In September, Blonde – the fictitious Monroe biopic starring Ana de Armas, based on a novel by Joyce Carol Oates – was released via Netflix. ‘Diamonds Are a Girl’s Best Friend’ was reissued as a vinyl single. Magnum Photos’ images from The Misfits went on display for Berlin Photo Week; and Marilyn graced the cover of German magazine Madame.
In October, a new podcast, All Things Marilyn, was launched. In France, The Last Sessions – a graphic novel about Marilyn – and Michel Schneider’s Marilyn: The Loves of Her Life were published; and another new documentary, Becoming Marilyn, made its debut on the Arte channel.
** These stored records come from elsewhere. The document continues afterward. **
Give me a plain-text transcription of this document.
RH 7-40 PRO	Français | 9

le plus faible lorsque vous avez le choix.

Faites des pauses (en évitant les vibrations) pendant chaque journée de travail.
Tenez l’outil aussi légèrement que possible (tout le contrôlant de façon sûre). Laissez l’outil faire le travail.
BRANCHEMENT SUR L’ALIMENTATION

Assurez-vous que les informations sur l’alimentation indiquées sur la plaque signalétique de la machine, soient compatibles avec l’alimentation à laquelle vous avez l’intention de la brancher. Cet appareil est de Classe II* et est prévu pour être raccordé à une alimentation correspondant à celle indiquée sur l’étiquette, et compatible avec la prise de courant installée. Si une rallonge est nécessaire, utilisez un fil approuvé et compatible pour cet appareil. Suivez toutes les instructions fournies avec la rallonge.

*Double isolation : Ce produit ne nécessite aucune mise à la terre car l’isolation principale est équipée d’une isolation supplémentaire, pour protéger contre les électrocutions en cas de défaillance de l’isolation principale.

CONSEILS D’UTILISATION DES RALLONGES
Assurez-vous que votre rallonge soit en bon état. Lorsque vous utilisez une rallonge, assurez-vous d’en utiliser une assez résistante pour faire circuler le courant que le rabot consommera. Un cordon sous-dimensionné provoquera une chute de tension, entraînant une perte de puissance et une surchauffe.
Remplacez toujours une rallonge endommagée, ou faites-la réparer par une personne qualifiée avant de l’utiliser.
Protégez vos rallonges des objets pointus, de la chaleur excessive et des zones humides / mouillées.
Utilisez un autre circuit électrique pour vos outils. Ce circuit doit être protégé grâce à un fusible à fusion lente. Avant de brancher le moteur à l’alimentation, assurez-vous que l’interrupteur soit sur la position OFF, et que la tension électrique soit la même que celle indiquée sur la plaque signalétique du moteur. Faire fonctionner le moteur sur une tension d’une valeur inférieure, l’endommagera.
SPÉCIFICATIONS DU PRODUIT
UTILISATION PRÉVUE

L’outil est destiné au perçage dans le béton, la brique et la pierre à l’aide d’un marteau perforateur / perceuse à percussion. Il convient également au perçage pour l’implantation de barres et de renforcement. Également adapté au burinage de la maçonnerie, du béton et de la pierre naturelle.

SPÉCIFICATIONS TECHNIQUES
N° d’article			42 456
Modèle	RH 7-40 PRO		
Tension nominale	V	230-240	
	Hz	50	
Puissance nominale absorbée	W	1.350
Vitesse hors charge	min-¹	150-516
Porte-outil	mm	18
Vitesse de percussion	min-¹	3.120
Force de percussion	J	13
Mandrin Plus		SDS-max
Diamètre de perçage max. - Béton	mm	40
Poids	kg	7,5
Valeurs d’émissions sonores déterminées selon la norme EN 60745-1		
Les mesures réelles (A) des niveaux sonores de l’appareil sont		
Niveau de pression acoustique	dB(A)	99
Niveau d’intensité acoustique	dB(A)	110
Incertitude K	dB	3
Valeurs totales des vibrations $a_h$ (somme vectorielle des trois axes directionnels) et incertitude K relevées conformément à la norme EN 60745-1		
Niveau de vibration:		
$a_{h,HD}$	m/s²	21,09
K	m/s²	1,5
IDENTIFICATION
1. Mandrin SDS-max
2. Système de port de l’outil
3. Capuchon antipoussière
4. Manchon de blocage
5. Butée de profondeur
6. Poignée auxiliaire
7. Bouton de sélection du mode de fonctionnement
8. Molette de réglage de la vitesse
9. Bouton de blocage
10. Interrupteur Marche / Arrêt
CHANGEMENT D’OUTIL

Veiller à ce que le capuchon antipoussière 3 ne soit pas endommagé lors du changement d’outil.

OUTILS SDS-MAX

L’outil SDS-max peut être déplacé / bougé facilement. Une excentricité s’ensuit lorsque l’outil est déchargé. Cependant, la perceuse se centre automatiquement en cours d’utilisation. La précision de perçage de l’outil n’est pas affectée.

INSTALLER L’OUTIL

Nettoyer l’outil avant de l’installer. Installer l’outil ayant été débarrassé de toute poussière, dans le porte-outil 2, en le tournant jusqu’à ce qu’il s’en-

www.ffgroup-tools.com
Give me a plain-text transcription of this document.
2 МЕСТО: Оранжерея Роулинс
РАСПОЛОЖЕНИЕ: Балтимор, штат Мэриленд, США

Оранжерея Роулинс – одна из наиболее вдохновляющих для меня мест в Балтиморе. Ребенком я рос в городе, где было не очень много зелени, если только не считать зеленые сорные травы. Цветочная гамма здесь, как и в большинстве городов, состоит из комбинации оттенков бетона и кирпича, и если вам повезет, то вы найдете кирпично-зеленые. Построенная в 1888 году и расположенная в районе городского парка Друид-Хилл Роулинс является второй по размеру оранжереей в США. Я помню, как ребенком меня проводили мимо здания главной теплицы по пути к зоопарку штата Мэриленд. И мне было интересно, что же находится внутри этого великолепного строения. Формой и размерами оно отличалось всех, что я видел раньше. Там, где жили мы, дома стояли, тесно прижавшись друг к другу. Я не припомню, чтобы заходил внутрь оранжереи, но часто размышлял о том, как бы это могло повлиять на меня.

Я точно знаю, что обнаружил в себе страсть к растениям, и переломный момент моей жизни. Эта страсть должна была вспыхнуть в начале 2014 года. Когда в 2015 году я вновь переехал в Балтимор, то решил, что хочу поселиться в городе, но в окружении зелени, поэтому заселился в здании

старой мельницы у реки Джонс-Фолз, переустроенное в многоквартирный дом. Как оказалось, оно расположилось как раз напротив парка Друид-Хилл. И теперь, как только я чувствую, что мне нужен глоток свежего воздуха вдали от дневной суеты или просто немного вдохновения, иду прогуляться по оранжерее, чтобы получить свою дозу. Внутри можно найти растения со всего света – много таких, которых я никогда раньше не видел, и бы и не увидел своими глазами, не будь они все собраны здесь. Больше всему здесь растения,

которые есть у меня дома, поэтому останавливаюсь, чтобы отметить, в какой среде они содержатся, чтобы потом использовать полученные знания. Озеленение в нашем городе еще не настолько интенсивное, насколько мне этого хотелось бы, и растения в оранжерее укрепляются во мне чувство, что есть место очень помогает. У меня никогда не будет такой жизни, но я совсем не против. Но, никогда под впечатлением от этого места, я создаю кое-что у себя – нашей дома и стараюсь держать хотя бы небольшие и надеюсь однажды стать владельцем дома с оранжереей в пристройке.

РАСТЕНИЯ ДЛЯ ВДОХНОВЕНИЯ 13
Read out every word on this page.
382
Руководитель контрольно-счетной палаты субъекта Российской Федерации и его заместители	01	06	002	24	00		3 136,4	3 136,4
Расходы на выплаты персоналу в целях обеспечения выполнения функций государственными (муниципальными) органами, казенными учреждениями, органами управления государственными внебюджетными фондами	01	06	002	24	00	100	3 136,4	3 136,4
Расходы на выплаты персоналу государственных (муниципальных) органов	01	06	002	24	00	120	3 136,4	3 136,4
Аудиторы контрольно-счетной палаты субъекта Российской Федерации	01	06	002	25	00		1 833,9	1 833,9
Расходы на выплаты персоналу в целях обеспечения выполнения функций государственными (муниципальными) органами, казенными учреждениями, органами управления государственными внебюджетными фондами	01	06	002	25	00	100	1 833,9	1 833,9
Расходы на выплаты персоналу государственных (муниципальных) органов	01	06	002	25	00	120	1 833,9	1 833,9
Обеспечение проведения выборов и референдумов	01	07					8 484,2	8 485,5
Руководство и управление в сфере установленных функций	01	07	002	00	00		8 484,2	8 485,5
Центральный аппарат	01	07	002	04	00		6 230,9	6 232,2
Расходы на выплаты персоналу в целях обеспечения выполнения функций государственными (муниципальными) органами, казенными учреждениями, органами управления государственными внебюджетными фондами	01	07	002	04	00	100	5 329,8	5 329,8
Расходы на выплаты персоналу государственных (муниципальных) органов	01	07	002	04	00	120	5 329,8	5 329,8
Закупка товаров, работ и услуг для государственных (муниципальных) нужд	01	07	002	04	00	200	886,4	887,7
James Collins, one of the Monroe Six (a group of teenage fans who followed Marilyn in 1950s New York) was interviewed for Vanity Fair‘s French edition; and a photo exhibit, Marilyn Monroe 1962, opened in Lyon. Also in October, Marilyn made the cover of the ‘Icons’ magazine series from Australian Women’s Weekly. Rapper Lil Nas X recreated Marilyn’s ‘subway scene’ from The Seven Year Itch for a Coca Cola drinks commercial; and Abbott Elementary star Quinta Brunson wore a replica of Marilyn’s ‘diamond dress’ from Gentlemen Prefer Blondes in the TV sitcom’s Halloween episode. Marilyn’s most famous costumer, Travilla, was featured in Viva Hollywood, a tribute to the film industry’s greatest Latino and Hispanic artists. Richard C. Miller‘s photos of a young Marilyn were sold as NFTs; and one of her most celebrated photographers, Douglas Kirkland, died aged 88.
In November, My Maril, a memoir by Terry Karger (daughter of Marilyn’s musician boyfriend, Fred Karger), and a new biography of Arthur Miller were released; and actress Nancy Olson Livingston remembered Marilyn in her autobiography. Meanwhile, Marilyn and her Gentlemen Prefer Blondes co-star Jane Russell shared a cover story for Closer USA. In Massachusetts, the Brattle Theatre hosted a movie season, Marilyn Beyond Blonde. Her unfinished memoir, My Story, was reissued in France, alongside a comic book adaptation; and a novel, An Evening With Marilyn, was published in Germany. A 1967 screen-print of Marilyn by Andy Warhol sold for $252K at Bonhams; and she also appeared in books about photographer Bob Willoughby, and the history of filmmaking in Alberta.
And finally, in December Some Like It Hot: The Musical opened on Broadway; while the original movie claimed 38th place in Sight and Sound magazine’s poll of the 100 Greatest Films of All Time, while Variety put All About Eve in 9th place, and Empire’s readers named Marilyn among the 50 Greatest Actors. A photograph signed by Marilyn to husband Joe DiMaggio was sold for a record-breaking $300,000 at Heritage Auctions; and a selection of her best-known dresses and costumes – plus numerous personal items – also fetched high prices at Heritage and Julien’s. A retrospective of Marilyn’s movies was held at the Cinémathèque Française in Paris; and she graced the cover of UK magazine Professional Photo. Also in December, photographer Tony Vaccaro – who snapped Marilyn on location for River of No Return – and journalist Stanley E. Flink, who wrote her first cover story for LIFE magazine, both passed away.